The Eyexam Group, P.A.

125 Route 46 West
Totowa, NJ 07512
(973) 890-7070

340 Route 17 North
Paramus, NJ 07652
(201) 262-7100



In the course of your care as a patient at The Eyexam Group, we may use or disclose personal and health related information about you in the following ways:

Your protected health information, including your clinical records, may be disclosed to another health care provider if it is necessary to refer you for further diagnosis, assessment or treatment.
Your health care records as well as your billing records may be disclosed to another party, such as an insurance carrier, an HMO, a PPO, or your employer, if they are or may be responsible for the payment of services provided to you.
Your name, address, phone number, email address and/or your health care records may be used to contact you regarding appointment reminders, information about alternatives to your present care, specialty offers, facility events and/or other health related information that may be of interest to you.

Examples of how we use or disclose information for treatment purposes are: testing or examining your eyes, prescribing glasses or contact lenses or medications and faxing or phoning them in to be filled.

You have a right to request restrictions on our use of your protected health information for treatment, payment and operations purposes. Such requests are not automatic and require the agreement of this office.

If you are not home to receive an appointment reminder or other related information, a message may be left on your answering machine or with a person in your household. You have a right to confidential communications and to request restrictions relative to such contacts. You also have the right to be contacted by alternative means or at alternative locations. Alternate means of contact must be requested in writing.

We are permitted and may be required to use or disclose your health information without your authorization in these following circumstances:

If we provide health care services to you in an emergency.
If we are required by law to provide care to you and we are unable to obtain your consent after attempting to do so.
If there are substantial barriers to communicating with you, but in our professional judgment we believe that you intend for us to provide care.
If we are ordered by the courts or another appropriate agency.

You have a right to receive an accounting of any such disclosures made by this office.

Any use or disclosure of your protected health information, other than as outlined above, will only be made upon your written authorization. If you provide an authorization for release of information you have the right to revoke that authorization at a later date.

Information that we use or disclose based on this privacy notice may be subject to re-disclosure by the person to whom we provide the information and may no longer be protected by the federal privacy rules.

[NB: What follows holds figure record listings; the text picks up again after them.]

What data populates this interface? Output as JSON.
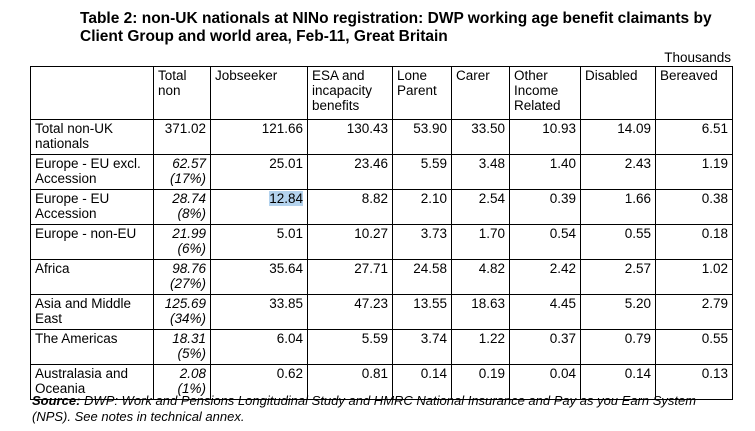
{
  "title": "Table 2: non-UK nationals at NINo registration: DWP working age benefit claimants by Client Group and world area, Feb-11, Great Britain",
  "units": "Thousands",
  "table": {
    "header": [
      "",
      "Total non",
      "Jobseeker",
      "ESA and incapacity benefits",
      "Lone Parent",
      "Carer",
      "Other Income Related",
      "Disabled",
      "Bereaved"
    ],
    "rows": [
      {
        "label": "Total non-UK nationals",
        "total": "371.02",
        "share": null,
        "values": [
          "121.66",
          "130.43",
          "53.90",
          "33.50",
          "10.93",
          "14.09",
          "6.51"
        ]
      },
      {
        "label": "Europe - EU excl. Accession",
        "total": "62.57",
        "share": "(17%)",
        "values": [
          "25.01",
          "23.46",
          "5.59",
          "3.48",
          "1.40",
          "2.43",
          "1.19"
        ]
      },
      {
        "label": "Europe - EU Accession",
        "total": "28.74",
        "share": "(8%)",
        "values": [
          "12.84",
          "8.82",
          "2.10",
          "2.54",
          "0.39",
          "1.66",
          "0.38"
        ]
      },
      {
        "label": "Europe - non-EU",
        "total": "21.99",
        "share": "(6%)",
        "values": [
          "5.01",
          "10.27",
          "3.73",
          "1.70",
          "0.54",
          "0.55",
          "0.18"
        ]
      },
      {
        "label": "Africa",
        "total": "98.76",
        "share": "(27%)",
        "values": [
          "35.64",
          "27.71",
          "24.58",
          "4.82",
          "2.42",
          "2.57",
          "1.02"
        ]
      },
      {
        "label": "Asia and Middle East",
        "total": "125.69",
        "share": "(34%)",
        "values": [
          "33.85",
          "47.23",
          "13.55",
          "18.63",
          "4.45",
          "5.20",
          "2.79"
        ]
      },
      {
        "label": "The Americas",
        "total": "18.31",
        "share": "(5%)",
        "values": [
          "6.04",
          "5.59",
          "3.74",
          "1.22",
          "0.37",
          "0.79",
          "0.55"
        ]
      },
      {
        "label": "Australasia and Oceania",
        "total": "2.08",
        "share": "(1%)",
        "values": [
          "0.62",
          "0.81",
          "0.14",
          "0.19",
          "0.04",
          "0.14",
          "0.13"
        ]
      }
    ]
  },
  "source": {
    "label": "Source:",
    "text": "DWP: Work and Pensions Longitudinal Study and HMRC National Insurance and Pay as you Earn System (NPS). See notes in technical annex."
  }
}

We normally provide information about your health to you in person at the time you receive optometric care from us. We may also mail information to you regarding your health care or about the status of your account. If you would like to receive this information at an address other than your home or, if you would like the information in a specific form please advise us in writing as to your preferences.

You have the right to inspect and/ or copy your health information for as long as the information remains in our files. In addition you have the right to request an amendment to your health information. Requests to inspect, copy or amend your health related information should be provided to us in writing.

We are required by State and Federal law to maintain the privacy of your patient file and the protected health information therein. We are also required to provide you with this notice of our privacy practices with respect to your health information. We are further required by law to abide by the terms of this notice while it is in effect.

We reserve the right to alter or amend the terms of this privacy notice. If changes are made to our privacy notice we will notify you, in writing, as soon as possible following the changes. Any change in our privacy policy will apply for all of your health information in our files.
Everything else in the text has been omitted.